Vaudreuil was a single-member constituency.

The following were the members of the Legislative Assembly for Vaudreuil. The party affiliations are based on the biographies of individual members given by the National Assembly of Quebec, as well as votes in the Legislative Assembly. "Party" was a fluid concept, especially during the early years of the Province of Canada.

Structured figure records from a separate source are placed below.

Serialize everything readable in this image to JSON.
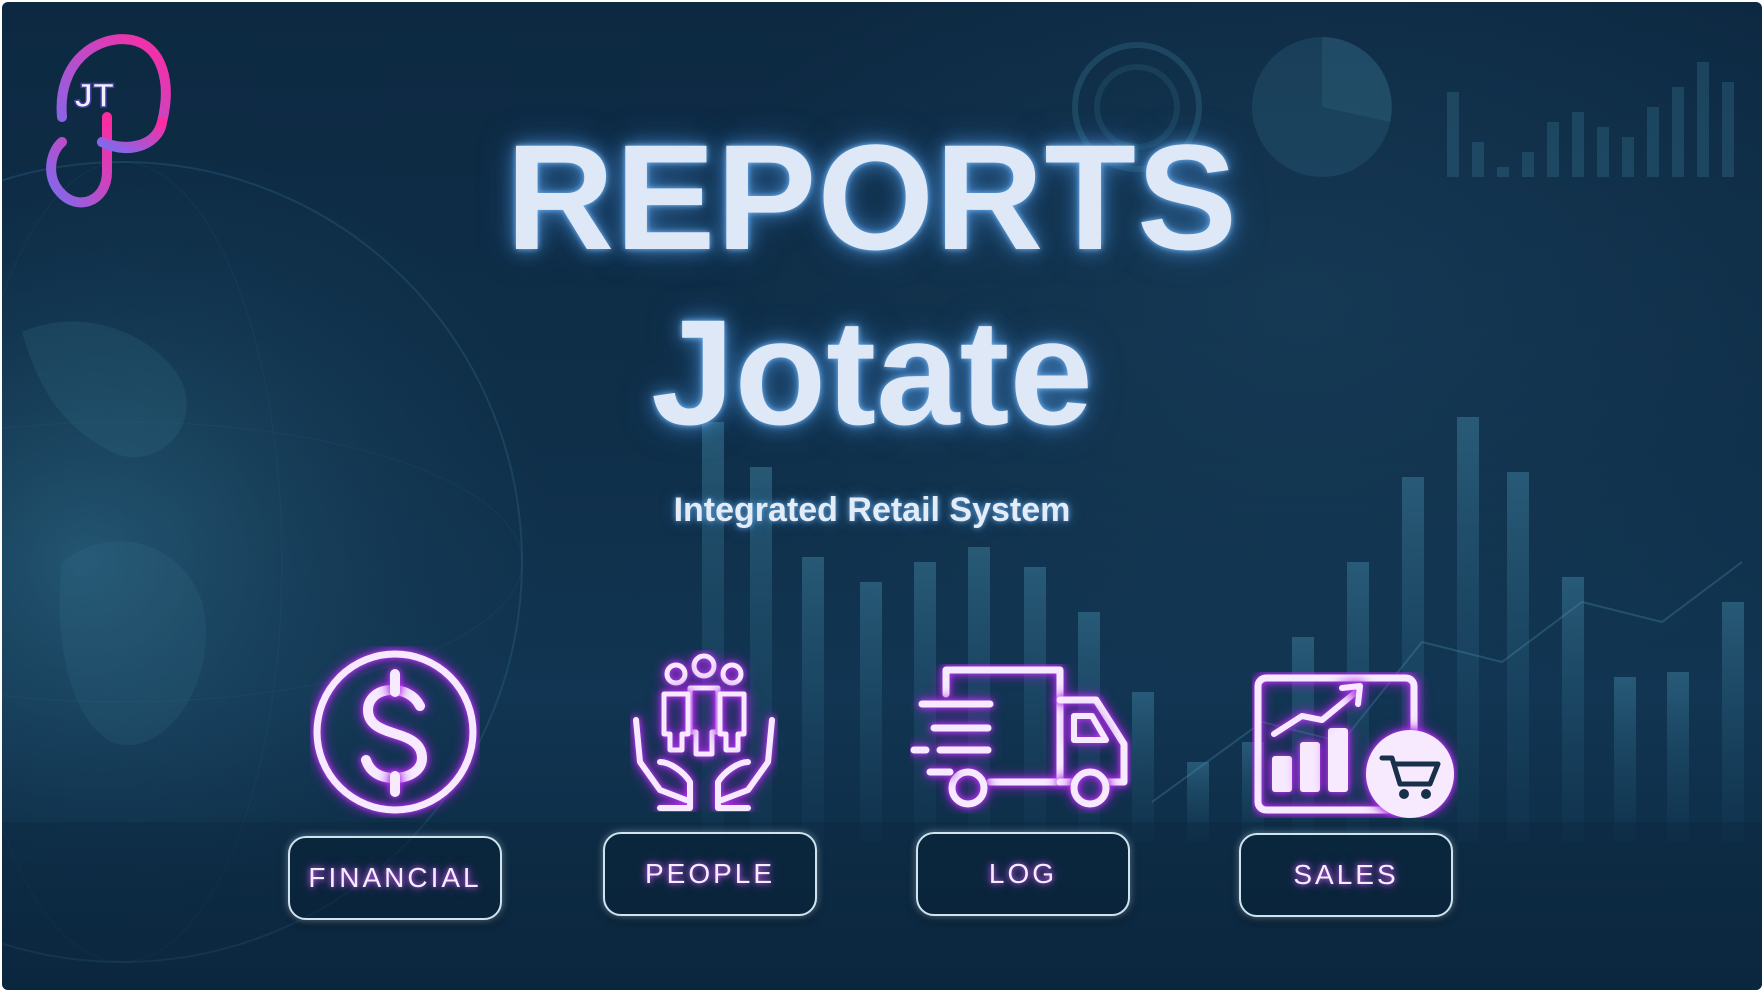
{
  "header": {
    "logo_letters": "JT",
    "title": "REPORTS",
    "subtitle": "Jotate",
    "tagline": "Integrated Retail System"
  },
  "modules": [
    {
      "id": "financial",
      "label": "FINANCIAL",
      "icon": "dollar-circle-icon"
    },
    {
      "id": "people",
      "label": "PEOPLE",
      "icon": "people-hands-icon"
    },
    {
      "id": "log",
      "label": "LOG",
      "icon": "delivery-truck-icon"
    },
    {
      "id": "sales",
      "label": "SALES",
      "icon": "sales-chart-cart-icon"
    }
  ],
  "colors": {
    "background": "#0f2f49",
    "title_glow": "#78beff",
    "icon_glow": "#c23cff",
    "button_border": "#cfe4ef",
    "logo_gradient_start": "#7b6cf0",
    "logo_gradient_end": "#ff2aa0"
  }
}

| Parliament | Member |  | Years in Office | Party |  |  |
| 1st Parliament 1841–1844 | John Simpson |  | 1841–1844 | Unionist; "British" Tory |  |  |
| 2nd Parliament 1844–1847 | Jacques-Philippe Lantier |  | 1844–1847 | French-Canadian Group |  |  |
| 3rd Parliament 1848–1851 | Jean-Baptiste Mongenais |  | 1848–1857 | French-Canadian Group |  |  |
| 4th Parliament 1851–1854 | Ministerialist |  |  |
| 5th Parliament 1854–1857 | Bleu |  |  |
| 6th Parliament 1858–1861 | Robert Unwin Harwood |  | 1858–1860 | Conservative |  |  |
| Jean-Baptiste Mongenais |  | 1860–1861 (By-election) | Bleu |  |  |
| 7th Parliament 1861–1863 | Jean-Baptiste Mongenais |  | 1861–1863 | Bleu |  |  |
| 8th Parliament 1863–1867 | Antoine Chartier de Lotbinière Harwood |  | 1863–1867 | Confederation; Conservative |  |  |

== Abolition ==

The district was abolished on July 1, 1867, when the British North America Act, 1867 came into force, creating Canada and splitting the Province of Canada into Quebec and Ontario. It was succeeded by electoral districts of the same name in the House of Commons of Canada and the Legislative Assembly of Quebec.